Quelle méthodologie proposez-vous ?

Il y a deux briques dans mon ouvrage : la brique managériale et la brique « méthodologie de conduite de changement », appelée IACG, c’est-à-dire Intégrale, appréciative, coach et grow. Il n’y a pas une méthode unique, mais il y a des fondamentaux comme l’approche intégrale, sur la culture, le process, les comportements et l’individu. Souvent, lorsque les entreprises font une conduite du changement, elles se focalisent sur l’externe en travaillant sur les process. « Appréciative » est une méthodologie qui vient des ÉtatsUnis et se base sur la psychologie positive : je vais me concentrer sur ce qui va bien, mettre de l’énergie positive dans le système. La démarche « grow » est orientée vers l’opérationnel. J’ai expérimenté des briques de mon ouvrage dans des entreprises et secteurs institutionnels de la région et dans toute la France. Cela m’a permis de voir ce qui fonctionnait ou pas.

Une entreprise en transformation a-t-elle besoin de plus de managers ?

Je ne pense pas qu’il y ait besoin de plus de managers, mais plutôt plus de management. Pour beaucoup de managers, le souci de performance opérationnelle les déshabille de leur temps consacré au management. Dans certains cas, ils remplacent des collaborateurs et sont en opérationnel pur. Aujourd’hui, en France, on a le plus faible niveau de confiance au niveau des collaborateurs. Il y a beaucoup de process de suivi confiés aux managers qui voient leur part de travail dédiée au management humain diminuer. Il faut baisser la part de travail liée au déficit de confiance qui exige des contrôles permanents venant d’en haut. J’ai travaillé avec des entreprises qui ont opté pour de nouvelles pratiques managériales et qui n’ont plus de remontées de tableaux de bord.
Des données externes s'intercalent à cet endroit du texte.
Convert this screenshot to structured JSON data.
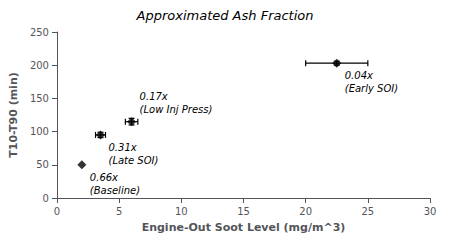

D’autres modèles existent.

La taille de l’entreprise peut-elle être un frein au changement ?

C’est plus facile en petite entreprise, parce que si le dirigeant demande de piloter une transformation, a priori il est motivé. Dans une grande organisation, il peut y avoir des appétences différentes. Il y a souvent une demande forte du service RH, qui a à cœur d’apporter des solutions aux managers. Mais les grandes entreprises ont beaucoup de process dont certaines fonctions supports dépendent. Parmi les dirigeants, certains acceptent les démarches mais sont tiraillés par les actionnaires, pas forcément désireux de changer les choses tant qu’ils sentent que la rentabilité est au rendez-vous. La conduite du changement peut entraîner un petit phénomène de ralentissement le temps que la culture d’entreprise s’adapte aux nouvelles méthodes, même si, à moyen terme, on récupère largement. D’autant plus que la transformation est indispensable si on veut gérer et garder ses collaborateurs durablement pour entraîner une meilleure performance.